The company said that the system has been proven to increase energy savings in commercial buildings by 10%. It said that commercial buildings are currently responsible for 36% of global energy consumption and nearly 40% of CO2 emissions, giving scope for substantial energy savings if efficiencies can be made.
The pilot programme of the Honeywell Forge Energy Optimization system was carried out with the Hamdan Bin Mohammed Smart University (HBMSU) in Dubai. Honeywell Forge said that it was able to drive 10% energy savings despite the campus already having impressive green operations.
Machine learning enables autonomous adjustment of the building energy settings. The technology analyses sensor data points from any building management system to determine whether a building’s system is properly optimised in each room. Once the system identifies a flaw or need for adjustment, it can analyse multiple factors – such as time, weather, occupancy and more – to determine a room’s optimal, energy-saving temperature.
The company added Honeywell Forge Energy Optimization can be implemented without significant upfront capital expenses or changes to a building’s current operational processes.

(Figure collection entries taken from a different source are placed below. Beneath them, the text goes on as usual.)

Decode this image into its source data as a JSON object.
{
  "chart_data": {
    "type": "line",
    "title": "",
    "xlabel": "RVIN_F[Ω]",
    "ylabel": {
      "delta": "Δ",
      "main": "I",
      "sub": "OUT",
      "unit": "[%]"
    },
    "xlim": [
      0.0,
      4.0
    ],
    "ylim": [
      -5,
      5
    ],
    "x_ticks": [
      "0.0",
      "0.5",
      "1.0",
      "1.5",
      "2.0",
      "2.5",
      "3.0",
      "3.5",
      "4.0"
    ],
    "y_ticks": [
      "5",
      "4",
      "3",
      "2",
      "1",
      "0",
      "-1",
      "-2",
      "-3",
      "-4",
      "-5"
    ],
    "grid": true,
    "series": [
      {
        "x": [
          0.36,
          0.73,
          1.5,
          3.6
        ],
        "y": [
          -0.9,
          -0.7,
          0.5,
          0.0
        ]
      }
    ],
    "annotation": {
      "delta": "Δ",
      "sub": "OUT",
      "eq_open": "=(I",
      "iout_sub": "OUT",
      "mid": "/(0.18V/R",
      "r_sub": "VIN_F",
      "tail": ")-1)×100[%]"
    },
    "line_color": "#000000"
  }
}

During the pilot at HBMSU, Honeywell Forge Energy Optimization demonstrated an initial 10% energy savings. The system was applied to HBMSU’s existing building management system - which uses competitor technology - to demonstrate the platform’s open architecture and hardware-agnostic capabilities.
Honeywell said that the 10% additional energy saving was especially significant because HBMSU’s building was already regarded as highly smart and energy-efficient, with fully connected lighting, cooling, building management, power and efficiency control that is optimised based on real-time occupancy. The pilot also uncovered local control issues with the chiller plant and fresh air handling unit.
“As a smart university, we look to deploy the latest technology across our campus and ensure our buildings are efficient,” said HBMSU chancellor Dr Mansoor Al Awar. “We were pleasantly surprised by the results we saw from Honeywell Forge and its ability to drive further energy savings beyond our achievable optimisation with the techniques we have. Our further partnership with Honeywell will help to support the advancement of artificial intelligence (AI) modelling for building automation and provide our students with first-hand applications of how AI and machine learning (ML) will drive operational efficiencies in buildings. Our goal is to collaborate with leading organisations like Honeywell that support our vision of educating the innovators of tomorrow.”
Honeywell Connected Buildings vice president and general manager David Trice added: “Buildings aren’t static steel and concrete – they’re dynamic ecosystems and their energy needs fluctuate based on ever-changing variables like weather and occupancy. With Honeywell Forge Energy Optimization, we’re evolving building operations far beyond what would be possible even with a robust team of engineers and the rules they code in their building management system. By employing the latest self-learning algorithms coupled with autonomous control, we can help building portfolio owners fine-tune their energy expenditures to drive efficiencies and create more sustainable practices for our customers.”
Honeywell Forge Energy Optimization carries out autonomous and continual optimisation every 15 minutes to evaluate whether a building’s HVAC system is running at peak efficiency. When Honeywell’s solution finds a need to make an adjustment, it analyses factors such as time of day, weather, occupancy levels, and dozens of other data points to determine the optimal settings per building.